Judith B. Anderson
Judith Anderson has been a high school English teacher, a television journalist (even a news anchor, for a short period of time), and an attorney. Her first love has always been art, however, and 2001 she retired from law practice to devote more time to painting.
Judith is almost entirely self-taught (her formal education was academic, not art-oriented), although she has taken numerous courses at the Virginia Museum of Fine Arts and the Hand Workshop (now the Visual Arts Center) in Richmond, Virginia, as well as spent numerous lovely summer weeks at Nimrod Hall Art Camp in Bath County, Virginia.
In Richmond, she has been an active member of Artspace and was one of the key persons behind its move to the present location in Plant Zero. She was president of Artspace for twoyears, then served as chair of the Exhibition Committee, spearheading the first very successful radius250 show, which has become a bi-annual event.
In recent years her oil paintings have followed two strains: those painted on site from life and those inspired by trains (see images at left). In the past, she also drew inspiration from vintage photos (see website), and is currently working on paintings that will combine the train-based work and vintage photos. What evolves remains to be seen! She is represented, from time to time here in Richmond, by Astra Design, and by the Gail Pierson Gallery in Cape May, New Jersey, where she held her fourth annual solo show this July (2012). Anderson anticipates a show of her train-inspired paintings and photographs in Lexington in April 2013 at Studio Eleven, her second show in that location.

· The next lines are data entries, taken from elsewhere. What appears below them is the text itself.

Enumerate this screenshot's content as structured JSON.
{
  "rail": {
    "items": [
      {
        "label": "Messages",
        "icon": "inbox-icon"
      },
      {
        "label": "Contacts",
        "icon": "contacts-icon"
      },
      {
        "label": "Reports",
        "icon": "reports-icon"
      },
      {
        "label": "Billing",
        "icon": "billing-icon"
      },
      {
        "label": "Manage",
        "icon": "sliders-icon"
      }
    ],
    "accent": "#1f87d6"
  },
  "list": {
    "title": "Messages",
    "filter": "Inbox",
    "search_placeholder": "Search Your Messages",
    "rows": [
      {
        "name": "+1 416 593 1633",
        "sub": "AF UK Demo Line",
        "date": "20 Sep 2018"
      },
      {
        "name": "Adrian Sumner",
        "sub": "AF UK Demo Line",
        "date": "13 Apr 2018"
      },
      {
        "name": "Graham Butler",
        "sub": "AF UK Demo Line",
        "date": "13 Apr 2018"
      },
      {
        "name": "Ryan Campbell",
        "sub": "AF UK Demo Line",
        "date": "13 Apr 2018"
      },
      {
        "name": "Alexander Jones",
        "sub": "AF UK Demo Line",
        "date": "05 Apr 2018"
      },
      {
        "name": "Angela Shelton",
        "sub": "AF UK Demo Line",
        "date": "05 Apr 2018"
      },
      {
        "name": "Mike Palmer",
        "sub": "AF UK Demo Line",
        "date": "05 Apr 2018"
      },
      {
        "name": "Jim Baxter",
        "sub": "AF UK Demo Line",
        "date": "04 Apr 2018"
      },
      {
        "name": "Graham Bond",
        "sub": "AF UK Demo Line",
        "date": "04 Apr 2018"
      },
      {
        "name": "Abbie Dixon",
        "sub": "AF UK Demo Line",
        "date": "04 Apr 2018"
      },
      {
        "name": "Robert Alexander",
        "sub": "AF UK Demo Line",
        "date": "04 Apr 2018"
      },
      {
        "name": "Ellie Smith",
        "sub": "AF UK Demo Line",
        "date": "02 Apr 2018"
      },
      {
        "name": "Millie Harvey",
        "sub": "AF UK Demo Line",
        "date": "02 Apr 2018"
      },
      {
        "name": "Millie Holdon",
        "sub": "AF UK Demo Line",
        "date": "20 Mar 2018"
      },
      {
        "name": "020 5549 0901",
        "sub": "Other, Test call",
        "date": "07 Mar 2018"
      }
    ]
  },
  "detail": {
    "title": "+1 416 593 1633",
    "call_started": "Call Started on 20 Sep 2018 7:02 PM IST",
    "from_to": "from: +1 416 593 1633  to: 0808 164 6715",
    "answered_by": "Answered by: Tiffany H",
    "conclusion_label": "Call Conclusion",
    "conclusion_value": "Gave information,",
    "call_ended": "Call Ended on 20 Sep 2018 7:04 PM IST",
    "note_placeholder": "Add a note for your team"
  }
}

Anderson continues to be fascinated by the geometry and surfaces of trains, particularly old trains that have aged enough to have multiple layers of paint and rust on their surfaces. "There is something incredibly beautiful and fascinating to me about the layers of paint, applied by humans, and layers of rust, caused by nature -- corrosion and erosion. Mingled together, as they are on so many train surfaces, they are seductively compelling as pure abstraction, with the added of enticement of being very real objects." This fascination has played itself out in both her paintings and photographs.